Let's look further at two methods - ImportWeights and ExportWeights. These methods are designed to import and export weights and biases of a multilayer perceptron. ImportWeights is responsible for importing weights and biases from the "weights" array into the neural network structure.

First, the method checks whether the size of the passed "weights" array matches the number of weights stored in the wC variable. If the sizes do not match, the method returns 'false' indicating an error.

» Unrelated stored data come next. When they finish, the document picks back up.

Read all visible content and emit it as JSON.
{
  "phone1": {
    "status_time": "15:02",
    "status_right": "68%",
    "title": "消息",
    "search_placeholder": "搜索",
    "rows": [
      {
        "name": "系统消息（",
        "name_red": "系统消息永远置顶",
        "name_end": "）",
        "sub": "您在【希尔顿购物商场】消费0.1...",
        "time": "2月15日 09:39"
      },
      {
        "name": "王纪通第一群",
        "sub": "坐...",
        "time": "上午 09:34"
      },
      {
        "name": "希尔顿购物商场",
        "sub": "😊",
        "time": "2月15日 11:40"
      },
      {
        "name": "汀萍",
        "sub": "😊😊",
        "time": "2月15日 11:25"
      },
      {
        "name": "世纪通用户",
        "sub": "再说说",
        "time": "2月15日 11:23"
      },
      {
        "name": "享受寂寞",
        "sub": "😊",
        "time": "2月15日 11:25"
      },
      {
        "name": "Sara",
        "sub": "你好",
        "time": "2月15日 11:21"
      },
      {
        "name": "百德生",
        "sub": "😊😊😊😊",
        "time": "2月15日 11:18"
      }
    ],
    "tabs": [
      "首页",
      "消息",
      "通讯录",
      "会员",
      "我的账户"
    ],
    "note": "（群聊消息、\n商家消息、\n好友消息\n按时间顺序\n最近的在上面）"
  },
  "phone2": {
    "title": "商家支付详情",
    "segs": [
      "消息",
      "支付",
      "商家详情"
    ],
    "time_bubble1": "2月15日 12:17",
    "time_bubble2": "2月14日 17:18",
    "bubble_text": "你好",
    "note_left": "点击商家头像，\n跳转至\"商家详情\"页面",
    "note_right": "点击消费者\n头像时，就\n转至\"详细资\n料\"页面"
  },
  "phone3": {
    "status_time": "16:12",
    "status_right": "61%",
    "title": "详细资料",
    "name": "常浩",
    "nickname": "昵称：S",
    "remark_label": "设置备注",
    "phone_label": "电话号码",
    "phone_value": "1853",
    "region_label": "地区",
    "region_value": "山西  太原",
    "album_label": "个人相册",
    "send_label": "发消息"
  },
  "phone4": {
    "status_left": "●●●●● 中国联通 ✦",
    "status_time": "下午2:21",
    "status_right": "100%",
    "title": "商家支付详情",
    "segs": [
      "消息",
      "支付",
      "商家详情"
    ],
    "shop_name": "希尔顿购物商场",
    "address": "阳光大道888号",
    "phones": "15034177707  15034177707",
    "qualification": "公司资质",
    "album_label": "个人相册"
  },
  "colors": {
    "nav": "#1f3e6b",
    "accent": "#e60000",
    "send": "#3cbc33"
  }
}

The wCNT variable is used to track the current index in the "weights" array.
Loops through layers and neurons:

The outer loop iterates through each layer, starting with the second one (index 1), since the first layer is the input layer and has no weights or biases.
The inner loop iterates over each neuron in the current layer.
For each neuron, the "bias" value is set from the "weights" array, and the wCNT counter is incremented.
A nested loop iterates through all the neurons in the previous layer, setting the weights that connect the neurons in the current layer to the neurons in the previous layer.

ExportWeights — the method is responsible for exporting weights and biases from the neural network structure to the "weights" array. The method logic is similar to that of the ImportWeights method. Both of these methods allow saving weights and biases in an external program in relation to the network class, use the trained network in the future, and also allow the use of external optimization algorithms, such as population ones.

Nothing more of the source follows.